Investment firms are to increase spending on cloud computing as budget constraints begin to lift in the wake of the global financial crisis.
As part of the 'Cloud in the Capital Markets: A Progress Report', Ovum spoke to 380 capital market firms across major geographical regions, comprising of buy-side, sell-side, and corporate banking companies.
The survey showed that across all three sectors, 67 percent had plans to increase investment in IT infrastructure in the next year as budgets are freed up for IT infrastructure projects. Much of this spending is likely to be aimed at setting up private clouds, said Ovum senior analyst, financial services technology, Rik Turner.
"You would expect an increased investment in infrastructure coming out of a period of re-organisation, head-count reduction, and budget constraints in the wake of the global financial crisis. But the question becomes are they spending it on dedicated infrastructure for applications, or are they reorganising their internal IT infrastructure for cloud-based delivery," said Turner.
"A lot of the big investment banks have been doing this recently, and essentially they are going towards private clouds. The move is more mature in some areas than others, but all of them are on that journey."
The research also highlighted the extent of acceptance of cloud services among the 100 sell-side respondents, such as investment banks and agency brokers.

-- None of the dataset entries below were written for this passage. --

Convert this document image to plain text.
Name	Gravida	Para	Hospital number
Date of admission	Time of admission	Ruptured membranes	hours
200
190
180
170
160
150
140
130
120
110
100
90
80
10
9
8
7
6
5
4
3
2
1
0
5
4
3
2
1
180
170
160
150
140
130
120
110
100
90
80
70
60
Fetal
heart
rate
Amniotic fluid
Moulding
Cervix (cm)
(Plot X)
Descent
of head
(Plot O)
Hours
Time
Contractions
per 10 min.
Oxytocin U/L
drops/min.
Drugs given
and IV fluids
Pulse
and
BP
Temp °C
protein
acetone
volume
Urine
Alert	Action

The results showed that the majority were either considering, planning, trialling, or had already deployed cloud services within their organisation.
For example, 85 percent were at some stage of implementation of cloud services for market data provision, 83 percent for risk analytics, and 84 percent for post-trade services.
Turner said that running risk analytics in the cloud is one area which has clear benefits for sell-side firms.
"Risk is an obvious area because you need very short term and much larger requirements of hardware. It is easier to reach into the cloud and provision 200 servers to run a humungous Monte Carlo simulation for pricing and risk, and then immediately tear it down and put it back into to the pool, as opposed to going to the IT department and getting them to provision 200 servers for two weeks."